# Word Embeddings in LevelDB

This example uses the [plyvel](https://plyvel.readthedocs.io/en/latest/) Connector within Python3 to store and retrieve various amounts of Word Embeddings.

Check [install-instructions](https://computingforgeeks.com/how-to-install-leveldb-on-ubuntu-18-04-ubuntu-16-04/) to see how to install LevelDB on linux

In [2]:
import plyvel
import subprocess
import shutil
import io
import time
import pickle
import numpy
import plotly
from tqdm import tqdm_notebook as tqdm

# Dummy Embeddings

For testing purposes we will use randomly generated numpy arrays as dummy embbeddings.

In [3]:
def embeddings(n=1000, dim=512):
    """
    Yield n tuples of random numpy arrays of *dim* length indexed by *n*
    """
    idx = 0
    while idx < n:
        yield (str(idx), numpy.random.rand(dim))
        idx += 1

# Conversion Functions

Since we can't just save a NumPy array into the database, we will convert it into a BLOB.

In [4]:
def adapt_array(array):
    """
    Using the numpy.save function to save a binary version of the array,
    and BytesIO to catch the stream of data and convert it into a BLOB.
    """
    out = io.BytesIO()
    numpy.save(out, array)
    out.seek(0)

    return out.read()

def convert_array(blob):
    """
    Using BytesIO to convert the binary version of the array back into a numpy array.
    """
    out = io.BytesIO(blob)
    out.seek(0)

    return numpy.load(out)

In [5]:
connection = plyvel.DB('./leveldb.embedding.db', create_if_missing=True)

In [6]:
%%time
for key, emb in embeddings():
    arr = adapt_array(emb)
    connection.put(key.encode(), arr)

CPU times: user 159 ms, sys: 4.81 ms, total: 164 ms
Wall time: 163 ms


In [7]:
%%time
for key, _ in embeddings():
    arr = connection.get(key.encode())
    emb = convert_array(arr)
    assert(type(emb) is numpy.ndarray)

CPU times: user 196 ms, sys: 0 ns, total: 196 ms
Wall time: 195 ms


In [8]:
connection.close()

# Sample some data

To test the I/O we will write and read some data from the database. This may take a while.

In [9]:
write_times = []
read_times = []
db_sizes = []
counts = [500, 1000, 2000, 3000, 4000, 5000, 50000, 100000, 1000000, 10000000]

for c in counts:
    shutil.rmtree('./leveldb.embedding.db', ignore_errors=True)
    connection = plyvel.DB('./leveldb.embedding.db', create_if_missing=True)
    
    start_time_write = time.time()
    for key, emb in tqdm(embeddings(c), total=c):
        arr = adapt_array(emb)
        connection.put(key.encode(), arr)
    write_times.append(time.time() - start_time_write)
    
    start_time_read = time.time()
    for key, _ in embeddings(c):
        arr = connection.get(key.encode())
        emb = convert_array(arr)
        assert(type(emb) is numpy.ndarray)
    read_times.append(time.time() - start_time_read)

    connection.close()
    db_sizes.append(subprocess.check_output(['du','-s', './leveldb.embedding.db']).split()[0].decode('utf-8'))
    
print('DONE')

HBox(children=(IntProgress(value=0, max=500), HTML(value='')))

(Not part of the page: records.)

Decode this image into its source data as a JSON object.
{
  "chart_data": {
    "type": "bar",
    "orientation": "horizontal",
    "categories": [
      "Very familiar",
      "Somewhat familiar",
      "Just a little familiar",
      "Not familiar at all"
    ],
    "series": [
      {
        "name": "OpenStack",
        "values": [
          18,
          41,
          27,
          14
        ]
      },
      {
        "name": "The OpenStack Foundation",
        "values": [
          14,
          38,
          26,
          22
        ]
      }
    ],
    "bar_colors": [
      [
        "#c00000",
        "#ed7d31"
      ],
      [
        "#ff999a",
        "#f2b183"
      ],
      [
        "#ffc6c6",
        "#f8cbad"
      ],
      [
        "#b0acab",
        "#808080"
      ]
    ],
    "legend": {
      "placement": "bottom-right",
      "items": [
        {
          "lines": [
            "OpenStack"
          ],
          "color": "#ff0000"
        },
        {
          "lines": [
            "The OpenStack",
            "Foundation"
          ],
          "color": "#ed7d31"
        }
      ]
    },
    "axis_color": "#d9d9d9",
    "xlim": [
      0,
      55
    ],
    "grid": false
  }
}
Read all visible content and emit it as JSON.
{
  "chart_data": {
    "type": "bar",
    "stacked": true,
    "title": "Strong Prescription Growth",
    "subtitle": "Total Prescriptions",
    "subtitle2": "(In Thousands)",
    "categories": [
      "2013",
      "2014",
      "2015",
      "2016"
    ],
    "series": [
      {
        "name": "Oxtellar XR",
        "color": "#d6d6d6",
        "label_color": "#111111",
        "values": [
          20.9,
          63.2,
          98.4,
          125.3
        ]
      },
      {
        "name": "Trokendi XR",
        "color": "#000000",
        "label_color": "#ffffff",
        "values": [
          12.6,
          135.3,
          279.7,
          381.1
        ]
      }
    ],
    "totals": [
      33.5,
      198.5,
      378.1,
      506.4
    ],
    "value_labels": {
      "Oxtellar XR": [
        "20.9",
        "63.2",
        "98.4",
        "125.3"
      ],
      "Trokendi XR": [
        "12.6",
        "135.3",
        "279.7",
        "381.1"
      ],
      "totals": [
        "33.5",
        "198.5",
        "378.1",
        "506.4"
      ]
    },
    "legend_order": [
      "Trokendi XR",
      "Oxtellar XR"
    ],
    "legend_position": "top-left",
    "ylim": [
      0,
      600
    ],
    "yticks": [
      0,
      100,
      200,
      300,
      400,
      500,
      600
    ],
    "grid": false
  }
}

HBox(children=(IntProgress(value=0, max=1000), HTML(value='')))




HBox(children=(IntProgress(value=0, max=2000), HTML(value='')))




HBox(children=(IntProgress(value=0, max=3000), HTML(value='')))




HBox(children=(IntProgress(value=0, max=4000), HTML(value='')))




HBox(children=(IntProgress(value=0, max=5000), HTML(value='')))




HBox(children=(IntProgress(value=0, max=50000), HTML(value='')))




HBox(children=(IntProgress(value=0, max=100000), HTML(value='')))




HBox(children=(IntProgress(value=0, max=1000000), HTML(value='')))




HBox(children=(IntProgress(value=0, max=10000000), HTML(value='')))


DONE


In [10]:
# save times for later plotting

with open('./collected_times/leveldb-write-times.pickle', 'wb') as f:
    pickle.dump(write_times, f)
    
with open('./collected_times/leveldb-read-times.pickle', 'wb') as f:
    pickle.dump(read_times, f)

# Results

In [11]:
plotly.offline.init_notebook_mode(connected=True)
trace = plotly.graph_objs.Scatter(
    y = write_times,
    x = counts,
    mode = 'lines+markers'
)
layout = plotly.graph_objs.Layout(title="LevelDB Write Times",
                yaxis=dict(title='Time in Seconds'),
                xaxis=dict(title='Embedding Count'))
data = [trace]
fig = plotly.graph_objs.Figure(data=data, layout=layout)
plotly.offline.iplot(fig, filename='jupyter-scatter-write')

In [12]:
plotly.offline.init_notebook_mode(connected=True)
trace = plotly.graph_objs.Scatter(
    y = read_times,
    x = counts,
    mode = 'lines+markers'
)
layout = plotly.graph_objs.Layout(title="LevelDB Read Times",
                yaxis=dict(title='Time in Seconds'),
                xaxis=dict(title='Embedding Count'))
data = [trace]
fig = plotly.graph_objs.Figure(data=data, layout=layout)
plotly.offline.iplot(fig, filename='jupyter-scatter-read')

In [13]:
# DB Size
plotly.offline.init_notebook_mode(connected=True)
trace = plotly.graph_objs.Bar(
    x = counts,
    y = db_sizes
)
layout = plotly.graph_objs.Layout(title="Database Size",
                yaxis=dict(title='Size in KB'),
                xaxis=dict(title='Embedding Count'))
data = [trace]
fig = plotly.graph_objs.Figure(data=data, layout=layout)
plotly.offline.iplot(fig, filename='jupyter-bar-size')

In [14]:
print(db_sizes)

['2092', '4188', '8360', '12528', '16700', '20872', '208588', '417184', '4179436', '41808260']